Ia menambahkan, terkait moneter Bank Indonesia menurunkan suku bunga sebagai acuan untuk menstimulus penyaluran kredit dan melakukan skema burden sharing. Tidak hanya dampak negatif, sisi positif akibat pandemi juga terlihat pada pasar saham yang cenderung membaik. Hal ini terjadi karena tingkat konsumsi turun, dimana masyarakat terutama generasi milenial menempatkan lebih banyak investasi.

“Dengan memanfaatkan teknologi, generasi milenial semakin melek investasi. Artinya, teknologi atau digital ternyata memicu untuk masyarakat mulai berinvestasi secara langsung. Teknologi telah mempermudah mereka untuk berinvestasi,” ungkap Aviliani.

Sementara dampak pada kredit perbankan, ia mengungkap tumbuh meskipun belum signifikan. Didominasi pada sektor pertambangan yang didukung dengan hadirnya mobil listrik. Likuiditas  sangat longgar, setiap bank memiliki likuiditas sekitar 23% yang menunjukkan kekuatan. Hampir seluruh bank mulai mengarah ke digital, tidak hanya layanan bank saja namun juga produk. Sehingga hal ini merupakan prospek bagi perusahaan berbasis teknologi. Belum lagi didukung oleh lembaga keuangan lainnya seperti asuransi, multi-finance, dan fintech.

Kembali kepada dampak negatif pandemi COVID-19, hutang pemerintah Indonesia semakin meningkat yang dilatarbelakangi oleh shortfall pajak dan defisit. Seperti yang telah diketahui, setiap krisis pendapatan pajak menurun. Dengan begitu, pemerintah harus menutup oleh hutang. Sementara defisit lebih dari 3% karena ketika membutuhkan dana Pemulihan Ekonomi Nasional (PEN), Anggaran Pendapatan dan Belanja Negara (APBN) tidak mampu membiayai yang akhirnya defisit mencapai 5%.

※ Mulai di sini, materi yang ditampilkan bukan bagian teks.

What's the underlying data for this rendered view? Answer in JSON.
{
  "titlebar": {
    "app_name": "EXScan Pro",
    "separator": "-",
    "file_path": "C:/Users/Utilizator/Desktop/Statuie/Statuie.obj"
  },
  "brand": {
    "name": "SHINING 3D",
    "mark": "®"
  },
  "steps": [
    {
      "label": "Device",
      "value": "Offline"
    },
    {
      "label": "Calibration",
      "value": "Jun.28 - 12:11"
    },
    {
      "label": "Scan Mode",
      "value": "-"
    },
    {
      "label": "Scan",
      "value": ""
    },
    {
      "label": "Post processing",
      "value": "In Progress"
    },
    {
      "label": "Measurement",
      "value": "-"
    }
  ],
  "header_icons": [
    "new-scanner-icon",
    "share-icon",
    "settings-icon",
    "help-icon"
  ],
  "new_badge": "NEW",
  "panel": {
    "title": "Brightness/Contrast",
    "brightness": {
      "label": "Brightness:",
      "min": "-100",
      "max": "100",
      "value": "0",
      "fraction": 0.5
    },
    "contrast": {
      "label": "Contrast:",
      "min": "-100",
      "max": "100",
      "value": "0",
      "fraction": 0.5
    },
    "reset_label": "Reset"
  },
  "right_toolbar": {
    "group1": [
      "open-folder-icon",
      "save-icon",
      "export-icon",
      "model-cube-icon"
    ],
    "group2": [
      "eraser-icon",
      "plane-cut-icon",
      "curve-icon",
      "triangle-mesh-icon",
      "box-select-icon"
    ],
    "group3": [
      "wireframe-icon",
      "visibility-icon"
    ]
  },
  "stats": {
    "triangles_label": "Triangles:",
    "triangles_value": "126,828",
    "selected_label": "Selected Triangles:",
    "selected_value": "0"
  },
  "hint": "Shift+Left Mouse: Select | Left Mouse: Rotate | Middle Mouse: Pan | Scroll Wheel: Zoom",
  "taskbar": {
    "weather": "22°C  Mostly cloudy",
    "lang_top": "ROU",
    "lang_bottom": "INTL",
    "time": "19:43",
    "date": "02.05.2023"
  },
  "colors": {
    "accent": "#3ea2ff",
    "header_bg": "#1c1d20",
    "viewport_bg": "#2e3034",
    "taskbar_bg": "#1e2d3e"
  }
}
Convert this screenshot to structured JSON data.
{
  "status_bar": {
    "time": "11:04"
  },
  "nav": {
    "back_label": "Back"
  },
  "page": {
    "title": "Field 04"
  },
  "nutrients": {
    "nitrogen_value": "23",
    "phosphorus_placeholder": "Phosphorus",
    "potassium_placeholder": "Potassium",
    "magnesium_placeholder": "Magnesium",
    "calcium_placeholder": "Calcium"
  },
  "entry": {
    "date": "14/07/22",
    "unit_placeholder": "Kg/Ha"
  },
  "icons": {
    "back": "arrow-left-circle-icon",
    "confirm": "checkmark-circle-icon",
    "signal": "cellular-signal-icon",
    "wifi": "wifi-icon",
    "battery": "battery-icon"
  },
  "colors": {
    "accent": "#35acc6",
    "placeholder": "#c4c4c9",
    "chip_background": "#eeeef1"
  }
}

Dari sektor riil, kapasitas produksi Indonesia bergerak di atas 50%. Artinya, melihat dari survei yang biasanya dilakukan jika Purchasing Manager Index (PMI) naik hingga mendekati bahkan mencapai 100%, maka perekonomian dianggap membaik, artinya ada produksi. Oleh sebab itu, menurutnya triwulan tiga tahun ini diperkirakan perbaikan mulai terjadi apabila memang asumsinya tidak ada varian baru COVID-19.

Ia turut menyebutkan sektor yang cepat pulih ialah sektor informasi dan telekomunikasi, industri makanan dan minuman, jasa kesehatan, pendidikan, agrikultur dan peternakan dan air bersih. Sedangkan sektor yang mengalami pemulihan secara sedang ialah perdagangan besar dan retail, industri pengolahan, sektor keuangan, konstruksi, minyak dan gas, transportasi darat dan pergudangan, serta pertambangan. Lalu sektor yang pemulihannya lambar antara lain hotel dan restoran, transportasi udara dan sektor real estate.

“Untuk mencapai pemulihan dengan cepat yang dibutuhkan adalah infrastruktur dan Sumber Daya Manusia (SDM). Untuk saat ini masih banyak infrastruktur yang belum mendukung di daerah, sehingga teknologi tidak dapat dioptimalkan. Sangat sulit mencari SDM yang memahami dan mumpuni mengenai teknologi, padahal di era saat ini sangat dibutuhkan oleh setiap perusahaan,” kata Aviliani.